Iraqi and Peshmerga forces have reportedly wrested key areas of northern and southern Iraq from Isis (Islamic State) militants following 22 US-led air strikes.
Kurdish forces said on Saturday that they recaptured several towns and villages held by Isis in the north, while Iraqi government forces said they reclaimed the town of Jurf al-Sakhr, 50km south of Baghdad.
The US Central Command said the Iraqi and Kurdish ground forces were backed by several air strikes by US-led forces on Friday and Saturday.
The air strikes targeted Isis forces in Mosul in the north, Fallujah in the western Anbar province, and the oil-rich area around Baiji.
US warplanes also destroyed an Islamic State artillery piece near the besieged town of Kobani in Syria. Reports from Kobani suggested Islamic State fighters attacking the town may have used an unidentified chemical weapon.
A Kurdish intelligence officer told Reuters that his forces launched their advance on Zumar near Mosul from five directions after US air strikes hit Islamist targets.
Iraqi state television said at least 50 Islamic State fighters were killed and 10 vehicles destroyed in the raids.
Government forces said that as well as Jurf al-Sakhr, they are also in control of the Shia towns of Najaf and Kerbala.
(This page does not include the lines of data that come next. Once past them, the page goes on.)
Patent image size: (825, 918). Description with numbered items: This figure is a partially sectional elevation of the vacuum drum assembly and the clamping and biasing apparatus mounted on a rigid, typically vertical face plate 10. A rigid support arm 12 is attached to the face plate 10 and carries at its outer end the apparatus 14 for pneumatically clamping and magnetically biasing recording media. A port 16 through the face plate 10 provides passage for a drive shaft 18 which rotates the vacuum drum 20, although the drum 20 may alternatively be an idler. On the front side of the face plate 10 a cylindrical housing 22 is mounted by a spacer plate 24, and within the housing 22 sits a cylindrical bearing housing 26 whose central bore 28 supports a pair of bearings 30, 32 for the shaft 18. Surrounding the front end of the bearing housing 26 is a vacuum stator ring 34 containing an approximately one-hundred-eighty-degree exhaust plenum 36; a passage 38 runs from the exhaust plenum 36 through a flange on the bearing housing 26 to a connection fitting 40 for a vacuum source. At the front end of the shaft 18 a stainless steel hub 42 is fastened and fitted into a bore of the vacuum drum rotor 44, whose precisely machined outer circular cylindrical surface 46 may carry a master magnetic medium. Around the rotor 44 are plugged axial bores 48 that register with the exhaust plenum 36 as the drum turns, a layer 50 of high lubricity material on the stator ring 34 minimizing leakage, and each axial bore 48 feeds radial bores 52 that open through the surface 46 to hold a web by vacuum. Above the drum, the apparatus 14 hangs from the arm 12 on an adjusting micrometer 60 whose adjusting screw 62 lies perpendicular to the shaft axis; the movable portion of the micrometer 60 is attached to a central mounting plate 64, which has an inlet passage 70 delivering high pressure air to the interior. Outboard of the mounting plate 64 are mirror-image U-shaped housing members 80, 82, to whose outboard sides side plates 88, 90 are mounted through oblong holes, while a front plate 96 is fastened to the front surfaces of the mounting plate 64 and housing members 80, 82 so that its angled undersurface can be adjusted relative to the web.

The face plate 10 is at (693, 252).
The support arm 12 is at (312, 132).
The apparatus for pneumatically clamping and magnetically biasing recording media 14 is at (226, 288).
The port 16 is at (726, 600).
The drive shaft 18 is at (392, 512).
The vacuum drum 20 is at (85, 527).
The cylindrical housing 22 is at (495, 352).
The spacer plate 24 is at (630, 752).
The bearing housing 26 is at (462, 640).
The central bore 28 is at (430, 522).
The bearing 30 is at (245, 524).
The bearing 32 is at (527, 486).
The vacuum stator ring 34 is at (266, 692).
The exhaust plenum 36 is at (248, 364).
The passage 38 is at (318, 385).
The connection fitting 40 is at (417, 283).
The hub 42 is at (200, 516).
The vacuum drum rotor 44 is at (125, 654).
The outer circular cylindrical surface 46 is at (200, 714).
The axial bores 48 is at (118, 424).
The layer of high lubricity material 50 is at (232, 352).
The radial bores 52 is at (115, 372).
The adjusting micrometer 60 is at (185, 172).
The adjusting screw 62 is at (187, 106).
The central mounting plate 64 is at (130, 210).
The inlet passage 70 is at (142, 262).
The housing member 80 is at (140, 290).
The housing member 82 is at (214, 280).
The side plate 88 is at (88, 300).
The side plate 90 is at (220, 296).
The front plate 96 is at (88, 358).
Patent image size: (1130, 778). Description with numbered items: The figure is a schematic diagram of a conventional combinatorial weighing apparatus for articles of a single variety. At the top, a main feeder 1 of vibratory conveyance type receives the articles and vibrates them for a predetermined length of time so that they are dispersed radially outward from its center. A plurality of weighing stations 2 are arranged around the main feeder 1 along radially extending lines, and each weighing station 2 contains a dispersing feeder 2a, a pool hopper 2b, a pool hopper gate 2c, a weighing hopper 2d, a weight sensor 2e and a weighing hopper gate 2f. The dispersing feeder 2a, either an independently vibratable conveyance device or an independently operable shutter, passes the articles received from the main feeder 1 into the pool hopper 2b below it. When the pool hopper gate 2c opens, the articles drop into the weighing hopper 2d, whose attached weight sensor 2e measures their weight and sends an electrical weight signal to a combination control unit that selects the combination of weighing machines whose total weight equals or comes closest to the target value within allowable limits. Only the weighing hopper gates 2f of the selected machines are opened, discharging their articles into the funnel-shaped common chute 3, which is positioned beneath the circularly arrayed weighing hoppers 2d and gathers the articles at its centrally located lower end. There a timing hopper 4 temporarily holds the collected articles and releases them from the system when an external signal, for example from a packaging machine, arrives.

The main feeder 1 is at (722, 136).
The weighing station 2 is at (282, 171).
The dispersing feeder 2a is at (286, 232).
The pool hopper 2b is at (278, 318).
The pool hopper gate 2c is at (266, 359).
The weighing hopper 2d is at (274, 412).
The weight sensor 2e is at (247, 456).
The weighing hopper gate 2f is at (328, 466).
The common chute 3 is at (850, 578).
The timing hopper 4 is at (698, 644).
Provincial governor Sadiq Madloul told Reuters: "We have managed to push out Islamic State terrorists from the town of Jurf al-Sakhar today and now we are raising the Iraqi flag over the government offices."
Some Isis fighters fled towards the western city of Fallujah, while fighting still raged near a bridge linking Jurf al-Sakhar to Anbar.
Raad Hamza, head of the Hilla Provincial Council, said: "There has been a significant collapse among Islamic State fighters. Attacks by Iraqi army helicopters have not stopped since yesterday."
On Thursday, the UK-based Syrian Observatory of Human Rights said US-led strikes in Syria have killed over 500 militants and 32 civilians.